Rocks and white anemones in a deciduous forest. Photo.

Normal-block moraine in Hörby, Skåne.

Photo: Esko Daniel, SGU.

Quaternary geology

The bedrock in Sweden is mainly covered by a soil covering which is extremely varied in nature. To describe the composition and properties of the soil covering, it has been divided into different soil types.

Soil types are formed through a number of different processes. Rock is bleached and eroded, sediments are collected on sea beds, older soil types are regenerated and redeposited. In other words, the soil types that exist today in Sweden have been formed in many different ways – something that has also contributed to the diversity of the soil covering’s properties. In several places the soil types form distinct surface shapes, for example, glaciofluvial eskers.

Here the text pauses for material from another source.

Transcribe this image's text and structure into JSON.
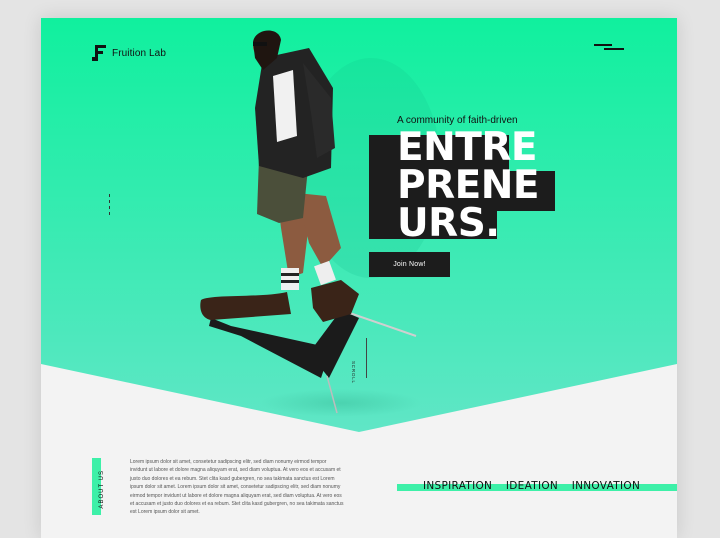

The Swedish soil types were mostly deposited during and after the last ice age. Many parts of North America and Northern Europe have been covered by ice sheets and therefore have soil types that in many respects resemble Swedish ones. In large parts of the world, however, the soil covering is considerably older and has a completely different character.
The composition of the soil is one of the factors that affects which plants and animals can live in a place. The different species of soil also affect how we humans can use the soil. In some areas, the soil is ideal for arable land, while other soils are best used for forestry purposes. Knowledge of soil types is of great importance in, for example, planning for construction and the abstraction of groundwater. The composition of soils also affects how sensitive the ground is to different kinds of pollution. Some soil types can cause problems when there is a risk of them suddenly moving due to landslides or avalanches. Some soil types have properties that make them attractive to mine. For example, the material in glaciofluvial eskers can be extracted for construction and the peat from wetlands can be used as fuel.

In Sweden, almost all soil types were formed in the quaternary era. This period began about 2.5 million years ago and extends to the present. The area of geology that relates to the soil types is therefore often called quaternary geology.